Toulouse est donc en pleine phase de croissance démographique et profite d’une forte attractivité à l’échelle nationale.
Évolution de la population | | Ville | Agglomération | Aire Urbaine |
| 1936 | 213 220 | 252 477 | 366 206 |
| 1954 | 268 863 | 323 822 | 436 052 |
| 1962 | 323 724 | 392 777 | 464 791 |
| 1968 | 370 796 | 481 993 | 559 080 |
| 1975 | 373 796 | 560 165 | 649 535 |
| 1982 | 347 795 | 588 224 | 588 224 |
| 1990 | 358 688 | 358 688 | 841 152 |
| 1999 | 390 350 | 761 090 | 964 797 |
| 2005 | 435 700 | 840 000 | 1 060 000 |
Premiers chiffres globaux de l'INSEE depuis le rencencement de 1999 | A venir en 2009 | A venir en 2009 | A venir en 2009 |
Estimation pour 2020 (AUAT et DDE 31) Dossier pour le débat public | 480 000 | 970 000 | 1 226 000 |
Estimation minimaliste* pour 2030 (INSEE) | 500 000 | 1,2 | 1.6 |
* estimation minimaliste car cette estimation ne prend pas compte de l'acroissement de la superficie de l'agglomération, ni de l'aire urbaine, qui englobera de nouvelles communes et de nouveaux habitants. Qui sait, si un jour, Montauban (Préfecture du Tarn et Garonne avec 53 300 habitants en 2004), ne fera pas partie de l'agglomération toulousaine ?
En effet, l'INSEE présentera en 2009, les résultats globaux du recencement depuis 1999 en incluant de nouveaux territoires, car l'agglomération à surement englobé de nouvelles communes par continuité du bâti et l'aire urbaine a surtout du s'étendre encore un peu plus.
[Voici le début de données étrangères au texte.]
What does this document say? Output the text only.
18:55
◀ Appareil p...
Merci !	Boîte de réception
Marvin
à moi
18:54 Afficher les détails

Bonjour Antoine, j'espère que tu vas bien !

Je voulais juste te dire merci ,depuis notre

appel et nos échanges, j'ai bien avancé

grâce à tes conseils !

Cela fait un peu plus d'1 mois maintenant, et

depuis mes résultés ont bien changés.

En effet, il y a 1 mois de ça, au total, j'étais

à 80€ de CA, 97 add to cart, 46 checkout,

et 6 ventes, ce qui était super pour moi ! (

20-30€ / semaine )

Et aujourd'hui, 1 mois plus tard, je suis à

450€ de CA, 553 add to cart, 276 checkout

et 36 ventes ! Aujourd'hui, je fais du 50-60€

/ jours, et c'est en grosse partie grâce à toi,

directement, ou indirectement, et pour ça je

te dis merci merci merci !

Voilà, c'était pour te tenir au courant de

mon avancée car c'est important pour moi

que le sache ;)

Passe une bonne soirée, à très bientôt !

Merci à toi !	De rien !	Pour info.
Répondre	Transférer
Par exemple, Lavaur et L'Isle Jourdain feront-elles parties de l'aire urbaine de Toulouse en 2009 ? Si c'est le cas, de nombreuses communes qui sont dépendantes de ces villes tomberont, elles-aussi automatiquement dans l'aire urbaine de Toulouse, déjà fort étendue (en superficie, elle est actuellement égale à l'aire urbaine de Barcelone qui compte un peu moins de 5 millions d'habitants).